L'Angleterre jouera son quart de finale samedi à Rome. "Je n'ai même pas vraiment eu à le leur dire, mais quand on est rentré aux vestiaires, on parlait déjà de samedi, parce qu'aujourd'hui, on a livré une prestation immense, mais avec un coût physique et émotionnel élevé", dit le coach anglais. Il faut donc qu'on s'assure de bien récupérer et que psychologiquement on se remette bien en place. C'est un moment dangereux pour nous, parce qu'il y a la chaleur de la victoire et l'impression dans le pays que l'on a juste à se présenter sur le terrain pour gagner, alors qu'on sait que ce sera un énorme défi à partir de maintenant. Mais les joueurs le savent, ils ont atteint les derniers tours d'une compétition avant et ils savent comme c'est difficile. Ils ont les pieds sur terre, mais on est venu ici avec un objectif qui n'est pas encore atteint".

Décevante en phase de poules, l'Angleterre a livré une formation plus aboutie face aux troupes de Joachim Löw, présent pour la dernière fois sur le banc allemand.
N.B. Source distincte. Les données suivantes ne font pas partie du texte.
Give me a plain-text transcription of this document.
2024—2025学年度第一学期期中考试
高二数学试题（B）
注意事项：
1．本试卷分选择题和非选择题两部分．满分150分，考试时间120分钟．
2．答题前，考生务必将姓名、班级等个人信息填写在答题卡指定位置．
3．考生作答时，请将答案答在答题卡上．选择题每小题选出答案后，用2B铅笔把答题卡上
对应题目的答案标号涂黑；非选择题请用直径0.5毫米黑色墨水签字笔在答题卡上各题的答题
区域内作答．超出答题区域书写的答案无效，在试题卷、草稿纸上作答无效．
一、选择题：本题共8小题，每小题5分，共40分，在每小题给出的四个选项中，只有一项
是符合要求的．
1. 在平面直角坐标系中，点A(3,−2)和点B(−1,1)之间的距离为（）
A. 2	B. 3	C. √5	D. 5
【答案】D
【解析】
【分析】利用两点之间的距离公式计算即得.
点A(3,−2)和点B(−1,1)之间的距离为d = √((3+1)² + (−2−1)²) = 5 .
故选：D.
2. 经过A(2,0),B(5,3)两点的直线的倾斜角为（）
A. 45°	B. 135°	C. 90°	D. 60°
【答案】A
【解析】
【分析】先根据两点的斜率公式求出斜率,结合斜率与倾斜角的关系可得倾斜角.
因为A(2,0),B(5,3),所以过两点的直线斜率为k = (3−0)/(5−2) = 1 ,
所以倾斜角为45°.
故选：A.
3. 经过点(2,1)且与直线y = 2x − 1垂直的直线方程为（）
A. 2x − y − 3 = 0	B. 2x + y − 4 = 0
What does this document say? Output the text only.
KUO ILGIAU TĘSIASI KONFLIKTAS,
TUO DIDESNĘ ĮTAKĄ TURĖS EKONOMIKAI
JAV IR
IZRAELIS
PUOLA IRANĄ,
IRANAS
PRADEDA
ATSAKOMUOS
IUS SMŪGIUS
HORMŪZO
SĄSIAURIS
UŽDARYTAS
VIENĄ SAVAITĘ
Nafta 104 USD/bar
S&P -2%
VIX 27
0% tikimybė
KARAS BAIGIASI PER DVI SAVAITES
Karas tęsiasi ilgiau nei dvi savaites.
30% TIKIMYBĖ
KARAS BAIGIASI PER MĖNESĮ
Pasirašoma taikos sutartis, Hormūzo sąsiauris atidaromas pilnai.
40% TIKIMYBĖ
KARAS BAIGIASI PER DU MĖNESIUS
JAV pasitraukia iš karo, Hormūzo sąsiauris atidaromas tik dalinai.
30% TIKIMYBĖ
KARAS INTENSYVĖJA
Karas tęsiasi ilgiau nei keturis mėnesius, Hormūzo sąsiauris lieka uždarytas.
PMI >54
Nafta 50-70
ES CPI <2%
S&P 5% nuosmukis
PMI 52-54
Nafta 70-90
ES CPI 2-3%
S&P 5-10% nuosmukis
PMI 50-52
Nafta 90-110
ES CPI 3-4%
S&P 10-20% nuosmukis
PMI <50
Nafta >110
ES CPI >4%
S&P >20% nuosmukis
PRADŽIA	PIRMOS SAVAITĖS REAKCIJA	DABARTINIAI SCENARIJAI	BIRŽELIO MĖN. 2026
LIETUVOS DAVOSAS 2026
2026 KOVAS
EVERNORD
"On a joué une équipe avec quatre champions du monde, un coach qui a une carrière incroyable, même si ce soir ce sera difficile, j'ai énormément de respect pour ce qu'il a fait. Il y a toujours eu des doutes sur nos chances face aux grandes équipes après la Coupe du monde", avance Gareth Southgate. "Et avec son expérience, on savait que l'Allemagne allait dicter le rythme de certaines phases du match, que Kroos allait organiser le jeu avec Hummels, et qu'on devrait être patients. Ce qui m'a le plus satisfait aujourd'hui, c'est qu'on aura toujours notre passion et notre coeur, mais on a aussi joué avec notre tête. On a pressé aux bons moments, on voulait être agressif dans les duels et le pressing et les latéraux l'ont vraiment bien fait. Ils ont donné le ton. Les attaquants ont bien choisi quand se projeter et quand rester. On a trouvé le bon équilibre entre être courageux avec le ballon ou garder la possession dans notre moitié de terrain. Nos défenseurs sont exceptionnels dans ce domaine. Mais on a bien choisi aussi quand aller vite vers l'avant et ça, c'est un vrai pas en avant pour nous".